70% Rumah Kristen di Baghdad Dirampas Sejak Perang Irak
BAGHDAD, SATUHARAPAN.COM - Seorang pejabat Irak di Baghdad menyatakan bahwa sekitar 70 persen rumah milik keluarga Kristen di Baghdad dirampas sejak terjadinya perang Irak di mana invasi dilakukan oleh pasukan koalisi pimpinan Amerika Serikat untuk menggulingkan Presiden Irak, Sadham Hussein pada tahun 2003.
Sementara itu, Robert Ewan dari Independen Catholic News, menyebutkan bahwa dua pertiga warga Kristen Irak melarikan diri dari negara itu sejak kekacauan yang dipicu oleh invasi ke Irak. Mereka tidak menjual properti, karena mereka melarikan diri dan berharap akan kembali ke tanah air mereka satu hari.
"Hampir 70 persen rumah milik keluarga Kristen di Baghdad telah disita secara ilegal," kata Mohammed al-Rubai dari dewan kota Baghdad. Dia mengatakan dalam sebuah wawancara TV, seperti dikutip ankawa.com.
"Rumah-rumah ini milik orang Kristen yang melarikan diri dari Baghdad, mereka mencari perlindungan dari serangan kekerasan yang menargetkan mereka dan rumah mereka," kata dia.
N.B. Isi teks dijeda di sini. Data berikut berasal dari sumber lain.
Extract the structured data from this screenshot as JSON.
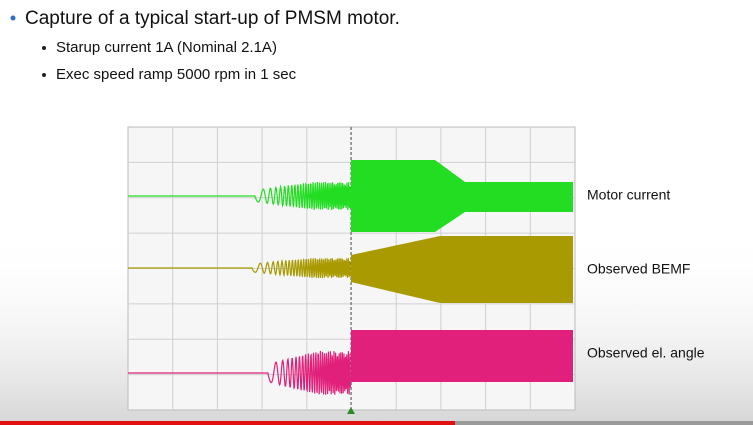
{
  "slide": {
    "title": "Capture of a typical start-up of PMSM motor.",
    "bullets": [
      "Starup current 1A (Nominal 2.1A)",
      "Exec speed ramp 5000 rpm in 1 sec"
    ]
  },
  "scope": {
    "trace_labels": [
      "Motor current",
      "Observed BEMF",
      "Observed el. angle"
    ]
  }
}
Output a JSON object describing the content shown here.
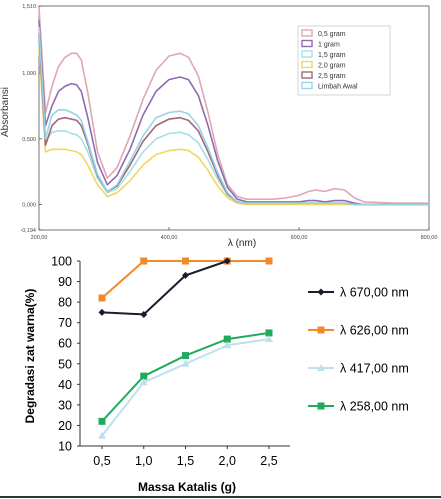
{
  "chart_data": [
    {
      "type": "line",
      "title": "",
      "xlabel": "λ (nm)",
      "ylabel": "Absorbansi",
      "xlim": [
        200,
        800
      ],
      "ylim": [
        -0.194,
        1.51
      ],
      "x_ticks": [
        "200,00",
        "400,00",
        "600,00",
        "800,00"
      ],
      "y_ticks": [
        {
          "value": -0.194,
          "label": "-0,194"
        },
        {
          "value": 0.0,
          "label": "0,000"
        },
        {
          "value": 0.5,
          "label": "0,500"
        },
        {
          "value": 1.0,
          "label": "1,000"
        },
        {
          "value": 1.51,
          "label": "1,510"
        }
      ],
      "grid": false,
      "legend": "top-right",
      "x": [
        200,
        210,
        220,
        230,
        240,
        250,
        258,
        265,
        275,
        290,
        305,
        320,
        340,
        360,
        380,
        400,
        417,
        430,
        445,
        460,
        475,
        490,
        505,
        520,
        540,
        560,
        580,
        600,
        615,
        626,
        640,
        655,
        670,
        685,
        700,
        750,
        800
      ],
      "series": [
        {
          "name": "0,5 gram",
          "color": "#e0a6b4",
          "values": [
            1.5,
            0.7,
            0.9,
            1.05,
            1.12,
            1.15,
            1.15,
            1.1,
            0.85,
            0.4,
            0.2,
            0.28,
            0.52,
            0.8,
            1.02,
            1.13,
            1.15,
            1.12,
            0.98,
            0.7,
            0.38,
            0.15,
            0.06,
            0.04,
            0.04,
            0.04,
            0.05,
            0.07,
            0.1,
            0.11,
            0.1,
            0.12,
            0.11,
            0.05,
            0.02,
            0.01,
            0.01
          ]
        },
        {
          "name": "1 gram",
          "color": "#8e6cb0",
          "values": [
            1.4,
            0.6,
            0.75,
            0.86,
            0.9,
            0.92,
            0.91,
            0.86,
            0.66,
            0.32,
            0.15,
            0.22,
            0.42,
            0.68,
            0.86,
            0.95,
            0.97,
            0.95,
            0.83,
            0.6,
            0.33,
            0.13,
            0.04,
            0.02,
            0.02,
            0.02,
            0.02,
            0.02,
            0.03,
            0.03,
            0.02,
            0.03,
            0.03,
            0.01,
            0.0,
            0.0,
            0.0
          ]
        },
        {
          "name": "1,5 gram",
          "color": "#a4e0e6",
          "values": [
            1.25,
            0.48,
            0.55,
            0.56,
            0.56,
            0.54,
            0.53,
            0.5,
            0.4,
            0.2,
            0.09,
            0.12,
            0.25,
            0.4,
            0.5,
            0.54,
            0.55,
            0.53,
            0.47,
            0.34,
            0.19,
            0.07,
            0.02,
            0.01,
            0.01,
            0.01,
            0.01,
            0.01,
            0.01,
            0.01,
            0.01,
            0.01,
            0.01,
            0.0,
            0.0,
            0.0,
            0.0
          ]
        },
        {
          "name": "2,0 gram",
          "color": "#f0d860",
          "values": [
            1.2,
            0.4,
            0.42,
            0.42,
            0.42,
            0.41,
            0.4,
            0.38,
            0.3,
            0.15,
            0.06,
            0.09,
            0.18,
            0.3,
            0.38,
            0.41,
            0.42,
            0.41,
            0.36,
            0.26,
            0.14,
            0.05,
            0.01,
            0.0,
            0.0,
            0.0,
            0.0,
            0.0,
            0.0,
            0.0,
            0.0,
            0.0,
            0.0,
            0.0,
            0.0,
            0.0,
            0.0
          ]
        },
        {
          "name": "2,5 gram",
          "color": "#a06878",
          "values": [
            1.3,
            0.45,
            0.6,
            0.65,
            0.66,
            0.65,
            0.64,
            0.6,
            0.46,
            0.22,
            0.1,
            0.14,
            0.3,
            0.48,
            0.6,
            0.65,
            0.66,
            0.64,
            0.56,
            0.4,
            0.22,
            0.08,
            0.02,
            0.01,
            0.01,
            0.01,
            0.01,
            0.01,
            0.01,
            0.01,
            0.01,
            0.01,
            0.01,
            0.0,
            0.0,
            0.0,
            0.0
          ]
        },
        {
          "name": "Limbah Awal",
          "color": "#98d4e8",
          "values": [
            1.35,
            0.5,
            0.68,
            0.72,
            0.72,
            0.7,
            0.68,
            0.64,
            0.48,
            0.23,
            0.1,
            0.15,
            0.33,
            0.52,
            0.66,
            0.7,
            0.71,
            0.69,
            0.6,
            0.43,
            0.24,
            0.09,
            0.02,
            0.01,
            0.01,
            0.01,
            0.01,
            0.01,
            0.01,
            0.01,
            0.01,
            0.01,
            0.01,
            0.0,
            0.0,
            0.0,
            0.0
          ]
        }
      ]
    },
    {
      "type": "line",
      "title": "",
      "xlabel": "Massa Katalis (g)",
      "ylabel": "Degradasi zat warna(%)",
      "categories": [
        "0,5",
        "1,0",
        "1,5",
        "2,0",
        "2,5"
      ],
      "ylim": [
        10,
        100
      ],
      "y_ticks": [
        10,
        20,
        30,
        40,
        50,
        60,
        70,
        80,
        90,
        100
      ],
      "grid": false,
      "legend": "right",
      "series": [
        {
          "name": "λ 670,00 nm",
          "color": "#1b1b2e",
          "marker": "diamond",
          "values": [
            75,
            74,
            93,
            100,
            null
          ]
        },
        {
          "name": "λ 626,00 nm",
          "color": "#f08a2a",
          "marker": "square",
          "values": [
            82,
            100,
            100,
            100,
            100
          ]
        },
        {
          "name": "λ 417,00 nm",
          "color": "#bfe0ee",
          "marker": "triangle",
          "values": [
            15,
            41,
            50,
            59,
            62
          ]
        },
        {
          "name": "λ 258,00 nm",
          "color": "#1fab5c",
          "marker": "square",
          "values": [
            22,
            44,
            54,
            62,
            65
          ]
        }
      ]
    }
  ]
}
Penguasa dan Kelompok Kriminal
Rubai menambahkan bahwa individu yang kuat dan kelompok kriminal menguasai rumah-rumah yang ditinggalkan oleh orang-orang Kristen yang melarikan diri. Dia mencatat bahwa sebagian kasus menunjukkan penghuninya diusir.
"Dokumen-dokumen juga telah dipalsukan dan dibuat dokumen baru yang telah dibuat dan dijual pada agen perumahan," kata Rubai. "Banyak properti telah diambil secara ilegal oleh warga Irak lainnya. Dengan demikian, ada kemungkinan bahwa kedua belah pihak (pemilik asli dan baru) dapat mengajukan dokumen hukum atas properti yang sama."
Menurut Rubai, banyak rumah milik warga Kristen yang dirampas sebagian besar di wilayah Baghdad al-Wahda. "Organisasi non pemerintah, Baghdad Beituna (yang berarti Baghdad Rumah Kami), mengatakan kepada Ewan bahwa ada lebih dari 7.000 pelanggaran terhadap properti milik orang Kristen Irak di Baghdad sejak tahun 2003.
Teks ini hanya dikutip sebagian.